We got a couple of microphones, a little converter box that plugs into my laptop and some cheap software, and Voila! — my desk is transformed into a recording studio. ... The whole setup fits in a backpack, and during the presidential conventions, we should be able to use it to do real-time interviews anywhere. The system uploads more or less instantly, so I can go from recording an interview to live on the website in about 10 minutes.
— Paul Singer in USA Today in 2016

== Politicians on podcasts ==

=== Barack Obama ===
On June 22, 2015, President Barack Obama sat down with host Marc Maron for the 613th episode of the WTF podcast. This was the first appearance of President Obama's presidency on a web-based podcast, and the first appearance of a sitting president on an online podcast. The WTF Podcast was broadcast from Marc Maron's garage in Los Angeles, California. The conversation between Maron and President Obama covered a range of subjects, starting with the president's upbringing in Southern California and Hawaii then evolving into a discussion about the main issues which the administration was dealing with at the time including gun laws, universal healthcare and the current political divide in America. The President cited the Sandy Hook Elementary School shooting, the deadliest school shooting in U.S history, as an example of his frustrations with the current Senate at the time and their inability to act due to lobby groups like the National Rifle Association of America (NRA), and the effects of the inaction on public opinion.

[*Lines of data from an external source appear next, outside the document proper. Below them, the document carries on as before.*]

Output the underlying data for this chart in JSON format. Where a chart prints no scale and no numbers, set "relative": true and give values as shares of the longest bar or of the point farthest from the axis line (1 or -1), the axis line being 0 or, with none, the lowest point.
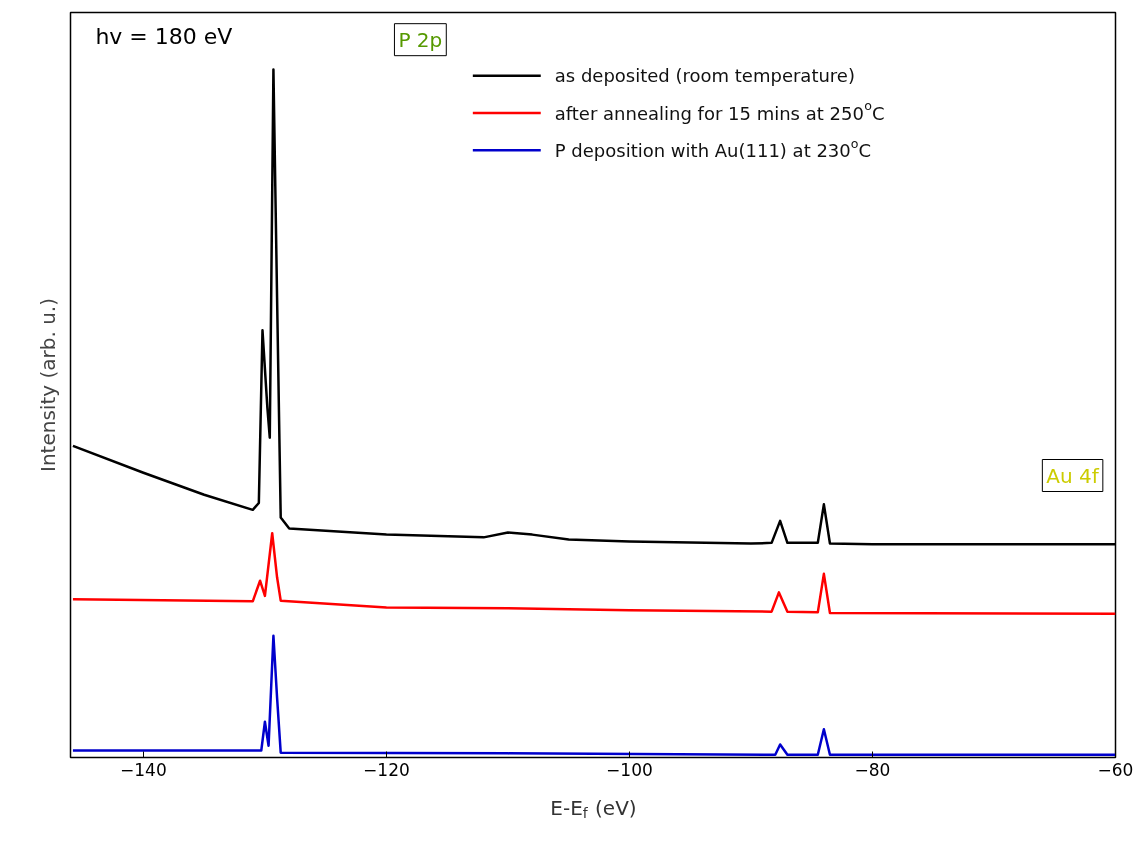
{
  "chart_data": {
    "type": "line",
    "relative": true,
    "xlabel": "E-E$_{f}$ (eV)",
    "ylabel": "Intensity (arb. u.)",
    "xlim": [
      -146,
      -60
    ],
    "xticks": [
      -140,
      -120,
      -100,
      -80,
      -60
    ],
    "tick_labels": "x",
    "grid": false,
    "legend": "top right",
    "marker": "none",
    "line_style": "solid",
    "annotations": [
      "hv = 180 eV",
      "P 2p",
      "Au 4f"
    ],
    "series": [
      {
        "name": "as deposited (room temperature)",
        "color": "#000000",
        "x": [
          -145.8,
          -140,
          -135,
          -131,
          -130.5,
          -130.2,
          -129.8,
          -129.6,
          -129.3,
          -129,
          -128.7,
          -128,
          -120,
          -112,
          -110,
          -108,
          -105,
          -100,
          -90,
          -88.3,
          -87.6,
          -87,
          -84.5,
          -84,
          -83.5,
          -80,
          -60
        ],
        "values": [
          0.453,
          0.414,
          0.382,
          0.36,
          0.37,
          0.621,
          0.509,
          0.465,
          1.0,
          0.669,
          0.349,
          0.333,
          0.324,
          0.32,
          0.327,
          0.324,
          0.317,
          0.314,
          0.311,
          0.312,
          0.344,
          0.312,
          0.312,
          0.368,
          0.311,
          0.31,
          0.31
        ]
      },
      {
        "name": "after annealing for 15 mins at 250$^{o}$C",
        "color": "#ff0000",
        "x": [
          -145.8,
          -131,
          -130.4,
          -130,
          -129.4,
          -129,
          -128.7,
          -120,
          -110,
          -100,
          -88.3,
          -87.7,
          -87,
          -84.5,
          -84,
          -83.5,
          -60
        ],
        "values": [
          0.23,
          0.227,
          0.257,
          0.235,
          0.326,
          0.262,
          0.228,
          0.218,
          0.217,
          0.214,
          0.212,
          0.24,
          0.212,
          0.211,
          0.267,
          0.21,
          0.209
        ]
      },
      {
        "name": "P deposition with Au(111) at 230$^{o}$C",
        "color": "#0000cc",
        "x": [
          -145.8,
          -130.3,
          -130.0,
          -129.7,
          -129.3,
          -129,
          -128.7,
          -110,
          -88,
          -87.6,
          -87,
          -84.5,
          -84,
          -83.5,
          -60
        ],
        "values": [
          0.01,
          0.01,
          0.052,
          0.017,
          0.177,
          0.087,
          0.007,
          0.006,
          0.004,
          0.019,
          0.004,
          0.004,
          0.041,
          0.004,
          0.004
        ]
      }
    ]
  }
}
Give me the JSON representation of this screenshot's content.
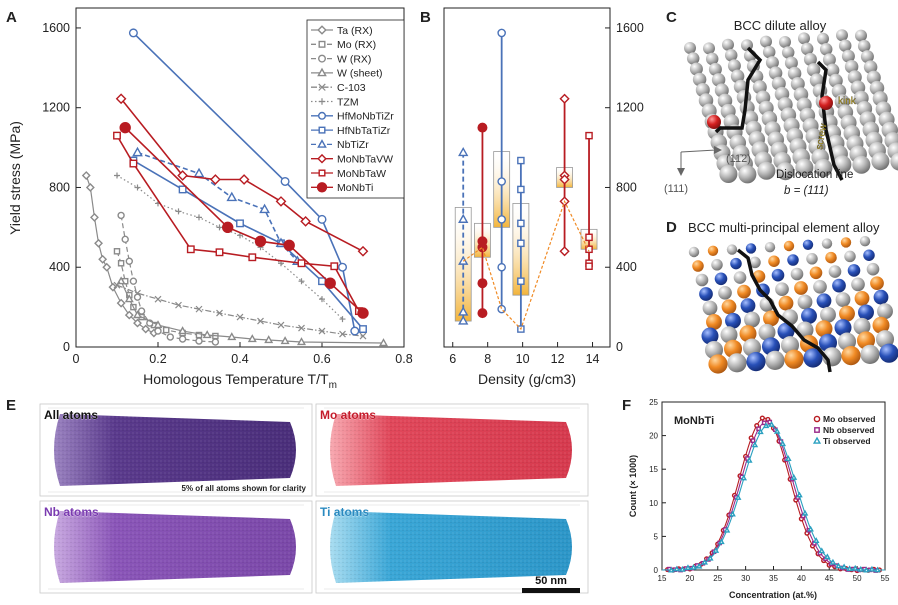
{
  "panel_labels": {
    "a": "A",
    "b": "B",
    "c": "C",
    "d": "D",
    "e": "E",
    "f": "F"
  },
  "colors": {
    "blue": "#4a72b8",
    "red": "#b81c22",
    "gray": "#8a8a8a",
    "orange": "#f08a24",
    "yellowbar": "#f6c44c"
  },
  "chart_data": [
    {
      "id": "A",
      "type": "line",
      "title": "",
      "xlabel_main": "Homologous Temperature T/T",
      "xlabel_sub": "m",
      "ylabel": "Yield stress (MPa)",
      "xlim": [
        0,
        0.8
      ],
      "ylim": [
        0,
        1700
      ],
      "xticks": [
        0,
        0.2,
        0.4,
        0.6,
        0.8
      ],
      "xtick_labels": [
        "0",
        "0.2",
        "0.4",
        "0.6",
        "0.8"
      ],
      "yticks": [
        0,
        400,
        800,
        1200,
        1600
      ],
      "ytick_labels": [
        "0",
        "400",
        "800",
        "1200",
        "1600"
      ],
      "series": [
        {
          "name": "Ta (RX)",
          "color": "#8a8a8a",
          "marker": "diamond",
          "dash": "solid",
          "filled": false,
          "x": [
            0.025,
            0.035,
            0.045,
            0.055,
            0.065,
            0.075,
            0.09,
            0.11,
            0.13,
            0.15,
            0.17,
            0.19
          ],
          "y": [
            860,
            800,
            650,
            520,
            440,
            400,
            300,
            220,
            160,
            120,
            90,
            70
          ]
        },
        {
          "name": "Mo (RX)",
          "color": "#8a8a8a",
          "marker": "square",
          "dash": "dash",
          "filled": false,
          "x": [
            0.1,
            0.11,
            0.12,
            0.13,
            0.14,
            0.16,
            0.19,
            0.22,
            0.26,
            0.3,
            0.34
          ],
          "y": [
            480,
            420,
            330,
            260,
            200,
            150,
            110,
            85,
            70,
            60,
            55
          ]
        },
        {
          "name": "W (RX)",
          "color": "#8a8a8a",
          "marker": "circle",
          "dash": "dash",
          "filled": false,
          "x": [
            0.11,
            0.12,
            0.13,
            0.14,
            0.15,
            0.16,
            0.18,
            0.2,
            0.23,
            0.26,
            0.3,
            0.34
          ],
          "y": [
            660,
            540,
            430,
            330,
            250,
            180,
            120,
            80,
            50,
            40,
            30,
            25
          ]
        },
        {
          "name": "W (sheet)",
          "color": "#8a8a8a",
          "marker": "triangle",
          "dash": "solid",
          "filled": false,
          "x": [
            0.11,
            0.13,
            0.15,
            0.2,
            0.26,
            0.32,
            0.38,
            0.43,
            0.47,
            0.51,
            0.55,
            0.75
          ],
          "y": [
            330,
            240,
            160,
            110,
            80,
            60,
            50,
            40,
            35,
            30,
            25,
            20
          ]
        },
        {
          "name": "C-103",
          "color": "#8a8a8a",
          "marker": "x",
          "dash": "dashdot",
          "filled": false,
          "x": [
            0.1,
            0.15,
            0.2,
            0.25,
            0.3,
            0.35,
            0.4,
            0.45,
            0.5,
            0.55,
            0.6,
            0.65,
            0.7
          ],
          "y": [
            310,
            270,
            240,
            210,
            190,
            170,
            150,
            130,
            110,
            95,
            80,
            65,
            55
          ]
        },
        {
          "name": "TZM",
          "color": "#8a8a8a",
          "marker": "plus",
          "dash": "dot",
          "filled": false,
          "x": [
            0.1,
            0.15,
            0.2,
            0.25,
            0.3,
            0.35,
            0.4,
            0.45,
            0.5,
            0.55,
            0.6,
            0.65
          ],
          "y": [
            860,
            800,
            720,
            680,
            650,
            600,
            560,
            500,
            420,
            330,
            240,
            140
          ]
        },
        {
          "name": "HfMoNbTiZr",
          "color": "#4a72b8",
          "marker": "circle",
          "dash": "solid",
          "filled": false,
          "x": [
            0.14,
            0.51,
            0.6,
            0.65,
            0.68
          ],
          "y": [
            1575,
            830,
            640,
            400,
            80
          ]
        },
        {
          "name": "HfNbTaTiZr",
          "color": "#4a72b8",
          "marker": "square",
          "dash": "solid",
          "filled": false,
          "x": [
            0.14,
            0.26,
            0.4,
            0.5,
            0.6,
            0.7
          ],
          "y": [
            935,
            790,
            620,
            520,
            330,
            90
          ]
        },
        {
          "name": "NbTiZr",
          "color": "#4a72b8",
          "marker": "triangle",
          "dash": "dash",
          "filled": false,
          "x": [
            0.15,
            0.3,
            0.38,
            0.46,
            0.5,
            0.54
          ],
          "y": [
            975,
            870,
            750,
            690,
            520,
            430
          ]
        },
        {
          "name": "MoNbTaVW",
          "color": "#b81c22",
          "marker": "diamond",
          "dash": "solid",
          "filled": false,
          "x": [
            0.11,
            0.26,
            0.34,
            0.41,
            0.5,
            0.56,
            0.7
          ],
          "y": [
            1245,
            860,
            840,
            840,
            730,
            630,
            480
          ]
        },
        {
          "name": "MoNbTaW",
          "color": "#b81c22",
          "marker": "square",
          "dash": "solid",
          "filled": false,
          "x": [
            0.1,
            0.14,
            0.28,
            0.35,
            0.43,
            0.55,
            0.63,
            0.69
          ],
          "y": [
            1060,
            920,
            490,
            475,
            450,
            420,
            405,
            180
          ]
        },
        {
          "name": "MoNbTi",
          "color": "#b81c22",
          "marker": "circle",
          "dash": "solid",
          "filled": true,
          "x": [
            0.12,
            0.37,
            0.45,
            0.52,
            0.62,
            0.7
          ],
          "y": [
            1100,
            600,
            530,
            510,
            320,
            170
          ]
        }
      ]
    },
    {
      "id": "B",
      "type": "range",
      "xlabel": "Density (g/cm3)",
      "ylabel": "",
      "xlim": [
        5.5,
        15
      ],
      "ylim": [
        0,
        1700
      ],
      "xticks": [
        6,
        8,
        10,
        12,
        14
      ],
      "xtick_labels": [
        "6",
        "8",
        "10",
        "12",
        "14"
      ],
      "yticks": [
        0,
        400,
        800,
        1200,
        1600
      ],
      "ytick_labels": [
        "0",
        "400",
        "800",
        "1200",
        "1600"
      ],
      "groups": [
        {
          "alloy": "NbTiZr",
          "density": 6.6,
          "color": "#4a72b8",
          "marker": "triangle",
          "dash": "dash",
          "filled": false,
          "values": [
            975,
            640,
            430,
            175,
            130
          ],
          "box": [
            130,
            700
          ]
        },
        {
          "alloy": "MoNbTi",
          "density": 7.7,
          "color": "#b81c22",
          "marker": "circle",
          "dash": "solid",
          "filled": true,
          "values": [
            1100,
            530,
            500,
            320,
            170
          ],
          "box": [
            450,
            620
          ]
        },
        {
          "alloy": "HfMoNbTiZr",
          "density": 8.8,
          "color": "#4a72b8",
          "marker": "circle",
          "dash": "solid",
          "filled": false,
          "values": [
            1575,
            830,
            640,
            400,
            190
          ],
          "box": [
            600,
            980
          ]
        },
        {
          "alloy": "HfNbTaTiZr",
          "density": 9.9,
          "color": "#4a72b8",
          "marker": "square",
          "dash": "solid",
          "filled": false,
          "values": [
            935,
            790,
            620,
            520,
            330,
            90
          ],
          "box": [
            260,
            720
          ]
        },
        {
          "alloy": "MoNbTaVW",
          "density": 12.4,
          "color": "#b81c22",
          "marker": "diamond",
          "dash": "solid",
          "filled": false,
          "values": [
            1245,
            860,
            840,
            730,
            480
          ],
          "box": [
            800,
            900
          ]
        },
        {
          "alloy": "MoNbTaW",
          "density": 13.8,
          "color": "#b81c22",
          "marker": "square",
          "dash": "solid",
          "filled": false,
          "values": [
            1060,
            550,
            490,
            420,
            405
          ],
          "box": [
            490,
            590
          ]
        }
      ],
      "trend": {
        "x": [
          6.6,
          7.7,
          8.8,
          9.9,
          12.4,
          13.8
        ],
        "y": [
          430,
          500,
          190,
          90,
          730,
          480
        ]
      }
    },
    {
      "id": "F",
      "type": "line",
      "title": "MoNbTi",
      "xlabel": "Concentration  (at.%)",
      "ylabel": "Count (× 1000)",
      "xlim": [
        15,
        55
      ],
      "ylim": [
        0,
        25
      ],
      "xticks": [
        15,
        20,
        25,
        30,
        35,
        40,
        45,
        50,
        55
      ],
      "xtick_labels": [
        "15",
        "20",
        "25",
        "30",
        "35",
        "40",
        "45",
        "50",
        "55"
      ],
      "yticks": [
        0,
        5,
        10,
        15,
        20,
        25
      ],
      "ytick_labels": [
        "0",
        "5",
        "10",
        "15",
        "20",
        "25"
      ],
      "series": [
        {
          "name": "Mo observed",
          "color": "#b81c22",
          "marker": "circle",
          "mean": 33.4,
          "sigma": 4.5,
          "peak": 22.6
        },
        {
          "name": "Nb observed",
          "color": "#9a2a8a",
          "marker": "square",
          "mean": 33.8,
          "sigma": 4.6,
          "peak": 22.1
        },
        {
          "name": "Ti observed",
          "color": "#2aa0c0",
          "marker": "triangle",
          "mean": 34.2,
          "sigma": 4.7,
          "peak": 21.6
        }
      ]
    }
  ],
  "panel_c": {
    "title": "BCC dilute alloy",
    "kink": "kink",
    "screw": "screw",
    "dislocation_line": "Dislocation line",
    "burgers": "b = (111)",
    "axis1": "(111)",
    "axis2": "(11̄2)"
  },
  "panel_d": {
    "title": "BCC multi-principal element alloy"
  },
  "panel_e": {
    "tiles": [
      {
        "label": "All atoms",
        "color": "#5a3a8c",
        "label_color": "#111111"
      },
      {
        "label": "Mo atoms",
        "color": "#e0475a",
        "label_color": "#c41a2a"
      },
      {
        "label": "Nb atoms",
        "color": "#8a55b8",
        "label_color": "#7a3ab0"
      },
      {
        "label": "Ti atoms",
        "color": "#3aa6d6",
        "label_color": "#2a8ac0"
      }
    ],
    "note": "5% of all atoms shown for clarity",
    "scalebar": "50 nm"
  }
}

The President then continued to speak on the disconnect between the daily lives of average Americans and what is being shown in the U.S media and how the current political system does not create space for ordinary conversations about politics. Obama then spoke about disappointing his supporters on certain policy issues and how his administrations rectified some of the actions that they took, citing the difficulties about the implementations of public healthcare and national defence. The conversation then switched to racial relations in America, referring to the 2015 Baltimore protests and the shooting of Michael Brown in Ferguson Missouri. The President then argued that it is "...incontrovertible that race relations have improved significantly..." and that the shadow of racist policy and attitudes is still prevalent in American institutions. The interview ended with Marc asking Obama about his father with Obama describing him as a "tragic figure" with the interview ending with Obama and Marc discussing the President's legacy and his "fearless mindset".

==Future direction==

Political podcasts have experienced tremendous growth over the past few years, but activity may lessen after the 2016 presidential election in the United States. According to analyst Nicholas Quah of Harvard's Nieman Lab, political podcasts can take one of two routes: either increasing the frequency of their broadcasts to cover rapid new developments, or approaching topics more thematically in an effort to make each episode "less disposable." He proposed a hybrid model in which content from disposable interview-type podcasts can be used to update the archives of thematically-oriented content.